Outside the Box: Government regulators are shutting down PredictIt and other political betting markets. Their reasons are unclear.

United States

The Commodity Futures Trading Commission has ordered that PredictIt, a popular political betting site, shut down by mid-February 2023. The CFTC has also recommended rejecting the request by Kalshi, a new event market exchange, to enter the U.S. election prediction marketplace. 

Both of these moves are head scratchers — solutions no one wants to problems that don’t exist. The CFTC is supposed to protect the integrity of derivatives markets — not to shut down useful and popular markets.

Importantly, the CFTC has identified no harms from either site’s operations nor any benefits from restricting political prediction markets. Prediction markets are used to forecast a wide variety of events ranging from Federal Reserve decisions to the number of passengers flying in a given week to the number of new covid cases, to name just a few. Many companies operate internal prediction markets to help them forecast sales and other trends of importance to the company.

Perhaps the most controversial prediction markets are those concerning elections, but these have shown themselves to be a useful source of information. They are regularly cited in the media and referenced by political commentators, and they are often more reliable indicators of election outcomes than polls and pundits.

Participants in event markets put their own money at risk betting on an outcome, and so they take more care with their forecasts than a pundit might in expressing an opinion, or what a respondent might say in answering a poll question. A PredictIt mistake has consequences; an incorrect sound bite on Fox or MSNBC has little cost.  

Additionally, these prediction markets attract participants who may have relevant expertise and information, but who do not have a public platform to share it. This is why prediction markets are considered by economists, among others, as an efficient way of amalgamating and distilling information.

This isn’t the first time the CFTC has come down on markets like PredictIt. The agency rejected a 2012 proposal by the North American Derivatives Exchange (NADE) on the basis that the proposed contract had no “economic purpose” and was “contrary to the public interest.” This despite the fact that the NADE was a CFTC-approved contract market for derivative financial instruments. 

Multi-billion dollar arcane Wall Street financial instruments are acceptable while low-dollar, low-stakes public prediction markets are not.  

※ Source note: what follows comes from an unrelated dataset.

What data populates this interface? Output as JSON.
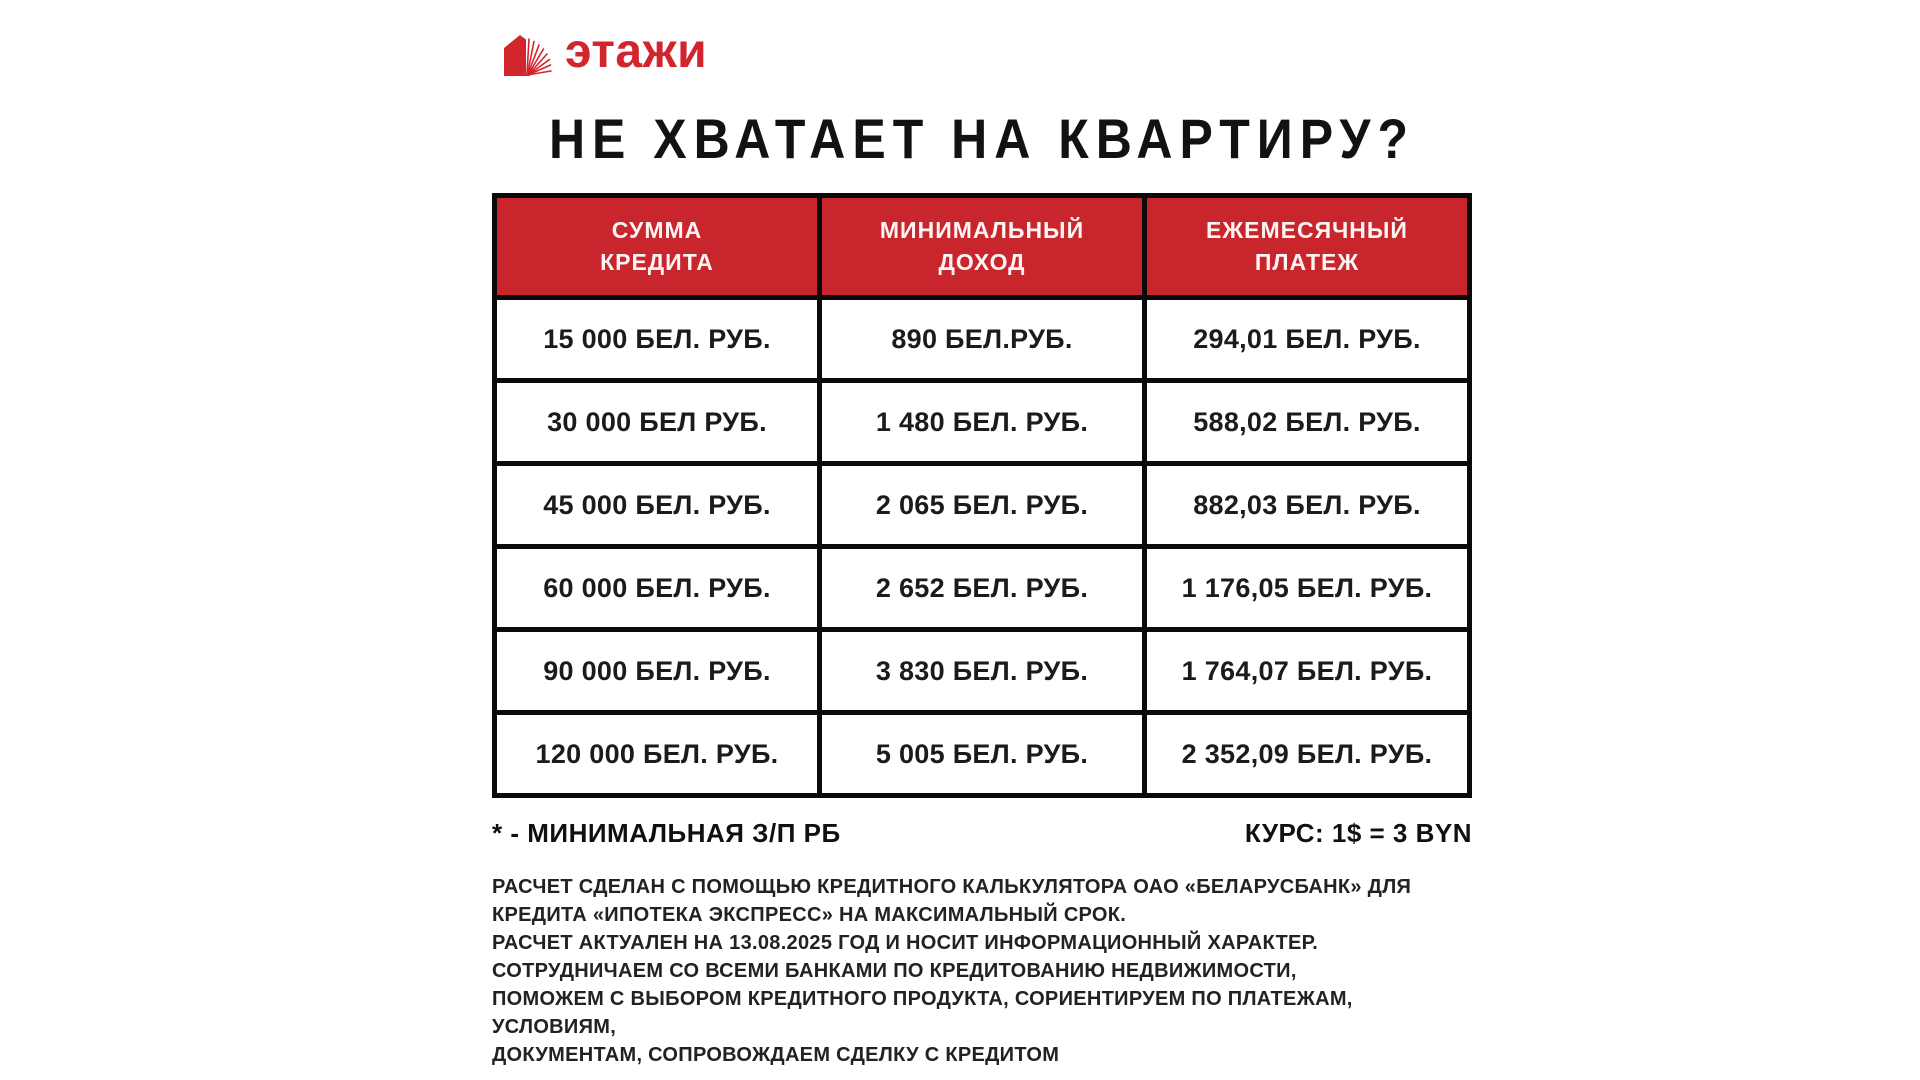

To put it another way: Multi-billion dollar arcane Wall Street financial instruments are acceptable while low-dollar, low-stakes public prediction markets are not.  

The capriciousness of CFTC decision-making is of particular concern. In its recent decision to shutter PredictIt, the CFTC offered no context or explanation. The CFTC has simply said that PredictIt is not adhering to the agency’s terms, and it must shut down — this despite PredictIt operating without issues for eight years. 

The CFTC staff hasn’t given any explanation for its recommendation that Kalshi not be allowed to participate in U.S. election betting markets. Those recommendations will influence the CFTC commissioners, who are likely to prohibit Kalshi in the same way they’ve thwarted PredictIt. Which is to say: A ban on operations without a reason and without a cause.

The public must demand answers to questions of the CFTC. Namely, why would an accurate source of information on election trends undermine election integrity and serve no economic purpose? Why is there danger in these markets even starting up in the United States, in the case of Kalshi? And what threat does low-dollar betting on political events pose to the economic order? 

This would be an appropriate time to reexamine the CFTC’s role more generally. A key prerequisite for encouraging innovation is the ability to introduce new products without unnecessary regulatory hurdles. Entrepreneurs should not have to prove to the government that their new product or company is “in the public interest” or is an improvement on something that exists, yet that is precisely what the CFTC is doing in this area. 

Requiring innovators to navigate a regulatory gauntlet results in slower introduction of fewer new goods and services and less competition. Kalshi worked for 18 months to get the CFTC’s permission to operate a prediction market exchange, but still must get the CFTC’s permission for each new contract it introduces. Other firms that try to enter this market will face similar barriers, making it difficult for competition to develop.

After years of opportunity, the CFTC has collected little if any evidence of harms from election markets or other prediction markets. The burden of proof should be on the agency to demonstrate that its approach can pass a benefit-cost test.

Thomas Lenard is president emeritus and a senior fellow at the Technology Policy Institute.